Newsreel produced four films documenting events related to the protests and demonstrations at the 1968 Democratic National Convention in Chicago, Illinois. 10,000 demonstrators gathered to protest the Vietnam War, only to be met by 23,000 police and National Guardsmen. The police violently attacked demonstrators in what was later termed a "police riot" by the National Commission on the Causes and Prevention of Violence. On the evening of August 28, with the police riot in full swing, television networks broadcast live as the besieged anti-war protesters began the chant, "The whole world is watching".[29]
Newsreel's seventeen minute film Chicago Convention Challenge was released later that same year using footage taken in the midst of demonstrations, meeting rooms, at rallies, and in the streets.
In 1968 they also released two films documenting the preparations made by the two main opposing forces building towards the Convention clashes. The fifteen minute film called Chicago documented planning meetings of the demonstration organizers, while the April Film a.k.a. Chicago, April 27th showed the Chicago police force practicing their violent tactics against antiwar marchers five months before the convention.
In 1969 they released Summer '68, created by Fruchter and Douglas, which looked at some of the organizing leading to the convention and culminated with scenes at the convention itself. It showed draft resistance organizing in Boston, a GI coffeehouse in Fort Hood, Texas, the growth of alternative underground media, and some of the early days of Newsreel itself, including their takeover of New York City's Channel 13 (WNET - PBS). Some leaders of the Chicago demonstrations are interviewed, including Rennie Davis, Tom Hayden and Dave Dellinger. At 60 minutes, this was early Newsreel's longest film.
Most of Newsreel's films on the Black Panther Party were made by the San Francisco chapter, near where the Panthers were founded. Repression was made by the Los Angeles chapter.
Black Panther also known as Off the Pig was one of Newsreel’s most distributed and well known early films. It was one of the first films made about the BPP, and documents their early leadership, as well as the group's philosophy and activities. It contains interviews with Huey P. Newton, the Party's Minister of Defense, from his prison cell, and with Eldridge Cleaver, the Minister of Information. It also shows scenes at rallies and demonstrations, and a reading of the Party's 10 Point Program by Bobby Seale, as well as footage of the results of the police attack on the Los Angeles Chapter's headquarters. The film ends in Newsreel's explosive style with Seale saying "We're gonna say to the whole damned government, 'Stick 'em up, motherfucker; this is a hold-up!'." This fifteen minute film was Newsreel's nineteenth and was released in late 1968.[30]

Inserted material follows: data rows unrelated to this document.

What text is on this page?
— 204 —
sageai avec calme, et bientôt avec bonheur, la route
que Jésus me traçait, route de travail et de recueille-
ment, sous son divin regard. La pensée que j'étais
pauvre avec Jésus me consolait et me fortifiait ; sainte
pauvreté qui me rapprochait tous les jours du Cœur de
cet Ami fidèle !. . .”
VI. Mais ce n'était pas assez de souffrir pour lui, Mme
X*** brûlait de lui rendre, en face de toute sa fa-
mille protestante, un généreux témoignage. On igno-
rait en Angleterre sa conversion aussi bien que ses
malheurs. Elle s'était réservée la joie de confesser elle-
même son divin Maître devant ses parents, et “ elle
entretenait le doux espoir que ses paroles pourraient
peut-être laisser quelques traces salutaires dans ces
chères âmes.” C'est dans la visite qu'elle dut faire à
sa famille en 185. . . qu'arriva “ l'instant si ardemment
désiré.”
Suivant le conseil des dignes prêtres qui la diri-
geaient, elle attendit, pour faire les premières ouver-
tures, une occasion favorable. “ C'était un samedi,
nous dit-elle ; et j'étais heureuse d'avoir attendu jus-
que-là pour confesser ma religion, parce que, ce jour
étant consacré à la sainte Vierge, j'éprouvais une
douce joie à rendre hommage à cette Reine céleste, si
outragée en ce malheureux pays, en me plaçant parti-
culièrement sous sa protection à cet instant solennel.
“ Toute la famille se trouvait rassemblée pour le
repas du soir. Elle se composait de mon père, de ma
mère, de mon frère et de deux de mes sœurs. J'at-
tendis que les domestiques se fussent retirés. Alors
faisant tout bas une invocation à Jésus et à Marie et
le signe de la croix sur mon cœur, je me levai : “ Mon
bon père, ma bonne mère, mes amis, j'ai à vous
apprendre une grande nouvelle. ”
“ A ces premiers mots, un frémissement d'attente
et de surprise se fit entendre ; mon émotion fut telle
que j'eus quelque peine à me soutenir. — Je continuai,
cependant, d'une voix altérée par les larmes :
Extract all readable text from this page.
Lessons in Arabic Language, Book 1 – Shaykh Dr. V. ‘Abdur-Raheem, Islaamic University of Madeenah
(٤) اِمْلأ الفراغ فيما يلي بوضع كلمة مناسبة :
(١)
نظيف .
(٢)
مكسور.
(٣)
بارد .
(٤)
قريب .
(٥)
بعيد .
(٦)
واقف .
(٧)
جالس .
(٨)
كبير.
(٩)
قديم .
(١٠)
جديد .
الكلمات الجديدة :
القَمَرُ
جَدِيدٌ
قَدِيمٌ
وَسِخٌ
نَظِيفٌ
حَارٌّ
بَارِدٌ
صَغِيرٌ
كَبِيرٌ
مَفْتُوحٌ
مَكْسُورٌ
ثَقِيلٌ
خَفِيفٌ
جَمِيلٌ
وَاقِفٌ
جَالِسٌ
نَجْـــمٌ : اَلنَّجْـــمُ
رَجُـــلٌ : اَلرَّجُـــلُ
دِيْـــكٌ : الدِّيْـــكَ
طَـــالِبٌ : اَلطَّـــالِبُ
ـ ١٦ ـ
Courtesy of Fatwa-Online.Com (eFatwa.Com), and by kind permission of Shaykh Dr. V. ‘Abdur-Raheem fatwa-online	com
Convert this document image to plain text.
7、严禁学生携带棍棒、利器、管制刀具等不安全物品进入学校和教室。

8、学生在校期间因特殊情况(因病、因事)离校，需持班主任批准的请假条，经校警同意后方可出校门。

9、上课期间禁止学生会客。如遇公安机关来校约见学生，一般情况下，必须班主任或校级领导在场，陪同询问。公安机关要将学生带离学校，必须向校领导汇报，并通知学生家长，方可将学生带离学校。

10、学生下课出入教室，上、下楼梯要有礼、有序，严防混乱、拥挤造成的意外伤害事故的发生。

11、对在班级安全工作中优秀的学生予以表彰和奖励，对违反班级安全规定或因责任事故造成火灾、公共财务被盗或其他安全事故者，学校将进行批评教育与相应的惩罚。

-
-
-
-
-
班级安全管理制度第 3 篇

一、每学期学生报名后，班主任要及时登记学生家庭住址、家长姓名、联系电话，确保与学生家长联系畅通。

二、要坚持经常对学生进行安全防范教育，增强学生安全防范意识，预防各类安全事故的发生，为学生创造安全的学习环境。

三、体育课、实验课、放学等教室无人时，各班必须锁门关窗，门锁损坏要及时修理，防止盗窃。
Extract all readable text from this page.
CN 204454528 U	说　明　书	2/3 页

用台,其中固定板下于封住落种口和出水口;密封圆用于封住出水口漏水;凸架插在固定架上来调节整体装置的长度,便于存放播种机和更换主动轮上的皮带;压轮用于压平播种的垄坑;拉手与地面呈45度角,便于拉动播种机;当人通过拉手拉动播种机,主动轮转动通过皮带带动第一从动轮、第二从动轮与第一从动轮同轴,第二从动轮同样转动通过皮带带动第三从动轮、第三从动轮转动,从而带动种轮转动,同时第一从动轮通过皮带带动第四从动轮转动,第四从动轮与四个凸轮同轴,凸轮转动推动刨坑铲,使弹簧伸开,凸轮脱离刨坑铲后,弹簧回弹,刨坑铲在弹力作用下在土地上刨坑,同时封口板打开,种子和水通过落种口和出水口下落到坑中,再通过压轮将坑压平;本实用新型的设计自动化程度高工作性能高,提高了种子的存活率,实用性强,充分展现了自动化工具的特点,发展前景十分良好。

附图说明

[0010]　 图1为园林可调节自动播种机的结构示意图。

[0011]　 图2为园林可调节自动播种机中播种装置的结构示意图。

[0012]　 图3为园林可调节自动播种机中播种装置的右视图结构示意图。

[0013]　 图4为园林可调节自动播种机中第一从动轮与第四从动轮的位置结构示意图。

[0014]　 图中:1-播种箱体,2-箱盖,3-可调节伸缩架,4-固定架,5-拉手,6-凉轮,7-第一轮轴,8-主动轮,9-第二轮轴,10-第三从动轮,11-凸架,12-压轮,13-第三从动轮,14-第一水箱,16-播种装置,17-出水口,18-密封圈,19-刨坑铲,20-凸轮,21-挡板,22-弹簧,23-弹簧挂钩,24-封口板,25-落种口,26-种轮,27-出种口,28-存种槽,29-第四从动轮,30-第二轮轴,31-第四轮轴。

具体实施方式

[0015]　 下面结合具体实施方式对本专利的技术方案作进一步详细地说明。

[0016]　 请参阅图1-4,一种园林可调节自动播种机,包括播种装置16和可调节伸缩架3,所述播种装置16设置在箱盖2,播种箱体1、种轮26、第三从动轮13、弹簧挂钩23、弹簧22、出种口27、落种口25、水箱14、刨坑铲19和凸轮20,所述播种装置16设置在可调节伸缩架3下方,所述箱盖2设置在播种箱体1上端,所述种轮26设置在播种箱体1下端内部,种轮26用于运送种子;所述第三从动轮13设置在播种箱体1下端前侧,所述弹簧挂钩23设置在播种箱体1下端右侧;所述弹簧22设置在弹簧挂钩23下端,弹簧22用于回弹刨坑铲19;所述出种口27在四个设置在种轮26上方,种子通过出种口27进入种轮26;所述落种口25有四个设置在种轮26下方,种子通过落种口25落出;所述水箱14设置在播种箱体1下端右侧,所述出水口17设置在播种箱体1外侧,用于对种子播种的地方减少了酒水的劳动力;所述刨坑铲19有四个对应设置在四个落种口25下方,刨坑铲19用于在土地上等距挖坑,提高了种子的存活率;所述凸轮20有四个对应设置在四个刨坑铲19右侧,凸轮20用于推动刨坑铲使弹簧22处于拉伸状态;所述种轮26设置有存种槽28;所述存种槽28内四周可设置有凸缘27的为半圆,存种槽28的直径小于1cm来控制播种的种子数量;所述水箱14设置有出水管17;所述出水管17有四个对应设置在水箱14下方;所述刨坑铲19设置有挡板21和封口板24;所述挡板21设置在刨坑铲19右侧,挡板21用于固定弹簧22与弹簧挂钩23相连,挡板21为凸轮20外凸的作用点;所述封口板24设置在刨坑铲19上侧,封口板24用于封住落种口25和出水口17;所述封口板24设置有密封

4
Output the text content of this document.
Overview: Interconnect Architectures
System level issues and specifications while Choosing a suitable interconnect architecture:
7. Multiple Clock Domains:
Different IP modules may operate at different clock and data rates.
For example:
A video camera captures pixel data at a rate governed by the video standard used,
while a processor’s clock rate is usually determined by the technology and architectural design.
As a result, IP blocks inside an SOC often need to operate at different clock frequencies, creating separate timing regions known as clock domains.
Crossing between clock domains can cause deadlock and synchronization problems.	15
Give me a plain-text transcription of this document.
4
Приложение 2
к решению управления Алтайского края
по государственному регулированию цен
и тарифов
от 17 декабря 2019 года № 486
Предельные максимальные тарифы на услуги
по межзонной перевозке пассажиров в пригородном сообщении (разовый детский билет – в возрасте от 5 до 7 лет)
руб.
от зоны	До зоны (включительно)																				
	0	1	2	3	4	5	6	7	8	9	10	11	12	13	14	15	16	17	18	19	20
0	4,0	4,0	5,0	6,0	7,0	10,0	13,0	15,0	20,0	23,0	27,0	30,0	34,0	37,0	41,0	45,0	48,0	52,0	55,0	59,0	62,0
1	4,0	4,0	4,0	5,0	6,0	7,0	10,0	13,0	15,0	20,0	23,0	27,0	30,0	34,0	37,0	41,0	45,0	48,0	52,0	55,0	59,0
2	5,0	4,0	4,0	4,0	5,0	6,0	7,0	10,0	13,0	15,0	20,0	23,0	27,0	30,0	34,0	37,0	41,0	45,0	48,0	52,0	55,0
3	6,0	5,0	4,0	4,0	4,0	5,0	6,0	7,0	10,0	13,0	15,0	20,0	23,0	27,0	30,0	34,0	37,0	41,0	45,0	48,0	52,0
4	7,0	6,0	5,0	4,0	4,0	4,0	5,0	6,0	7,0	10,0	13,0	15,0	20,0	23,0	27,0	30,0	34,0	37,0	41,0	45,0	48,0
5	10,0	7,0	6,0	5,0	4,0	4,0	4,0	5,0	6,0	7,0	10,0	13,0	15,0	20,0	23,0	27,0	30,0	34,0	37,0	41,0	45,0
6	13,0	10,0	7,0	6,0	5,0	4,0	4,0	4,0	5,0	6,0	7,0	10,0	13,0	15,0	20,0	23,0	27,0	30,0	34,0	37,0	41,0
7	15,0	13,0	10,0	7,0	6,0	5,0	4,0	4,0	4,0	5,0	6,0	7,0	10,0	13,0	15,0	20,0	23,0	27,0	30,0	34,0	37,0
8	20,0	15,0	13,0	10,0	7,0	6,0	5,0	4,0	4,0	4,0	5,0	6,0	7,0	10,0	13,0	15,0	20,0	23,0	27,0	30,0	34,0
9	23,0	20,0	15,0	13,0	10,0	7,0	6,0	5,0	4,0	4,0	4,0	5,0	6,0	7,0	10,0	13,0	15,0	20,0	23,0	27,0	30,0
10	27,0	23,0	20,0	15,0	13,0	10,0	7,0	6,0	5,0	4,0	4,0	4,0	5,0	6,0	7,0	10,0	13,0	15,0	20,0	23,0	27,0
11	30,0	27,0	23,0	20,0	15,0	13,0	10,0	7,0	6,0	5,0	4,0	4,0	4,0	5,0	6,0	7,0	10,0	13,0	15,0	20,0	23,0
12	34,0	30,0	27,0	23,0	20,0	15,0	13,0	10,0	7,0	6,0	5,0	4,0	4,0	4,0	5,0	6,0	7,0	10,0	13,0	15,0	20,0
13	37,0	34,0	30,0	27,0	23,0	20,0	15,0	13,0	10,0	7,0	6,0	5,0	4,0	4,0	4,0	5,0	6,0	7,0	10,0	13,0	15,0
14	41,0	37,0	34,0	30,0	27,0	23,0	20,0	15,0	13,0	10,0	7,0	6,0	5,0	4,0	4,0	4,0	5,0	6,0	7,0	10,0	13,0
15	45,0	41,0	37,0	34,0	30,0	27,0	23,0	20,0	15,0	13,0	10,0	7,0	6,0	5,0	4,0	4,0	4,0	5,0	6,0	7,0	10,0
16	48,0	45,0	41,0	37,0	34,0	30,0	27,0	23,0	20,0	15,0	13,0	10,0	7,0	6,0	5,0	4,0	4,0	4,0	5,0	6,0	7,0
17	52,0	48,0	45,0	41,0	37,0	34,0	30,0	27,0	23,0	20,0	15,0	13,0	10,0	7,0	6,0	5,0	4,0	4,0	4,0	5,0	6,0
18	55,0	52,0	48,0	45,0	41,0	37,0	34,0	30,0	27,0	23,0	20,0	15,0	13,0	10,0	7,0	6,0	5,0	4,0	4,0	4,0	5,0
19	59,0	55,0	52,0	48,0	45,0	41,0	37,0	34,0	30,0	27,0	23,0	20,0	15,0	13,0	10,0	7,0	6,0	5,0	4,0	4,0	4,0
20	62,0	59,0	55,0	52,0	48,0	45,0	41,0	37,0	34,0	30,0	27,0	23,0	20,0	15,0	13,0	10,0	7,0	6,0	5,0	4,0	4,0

Also known as May Day 1969, this film was Newsreel's 29th. It was fifteen minutes long and released by the San Francisco chapter in 1969. It documents a large rally in San Francisco demanding more rights for Black Americans and calling for the release of Huey P. Newton. It contains footage of speeches by Panther members Kathleen Cleaver and Bobby Seale, as well as Newton's attorney Charles Garry, and student activist Bob Avakian speaking to the "white people" in the audience", and others. The film includes footage of the police raid on Panther headquarters in San Francisco a few days prior to the rally, the Panther's Breakfast for Children Program, and Panther members distributing copies of Mao's Little Red Red Book.[30]
This 1969 film was also known as Interview with Bobby Seale. It was Newsreel's 44th film and was 15 minutes long. It consisted of a prison interview with the then Chairman of the BPP who had been imprisoned on charges of conspiracy and inciting a riot in the wake of the protests and demonstrations at the 1968 Democratic National Convention in Chicago. He talks about his treatment as a "political prisoner" and why he is involved in the Black Liberation and anti-Vietnam War movements. Seale was later cleared of all charges.[31]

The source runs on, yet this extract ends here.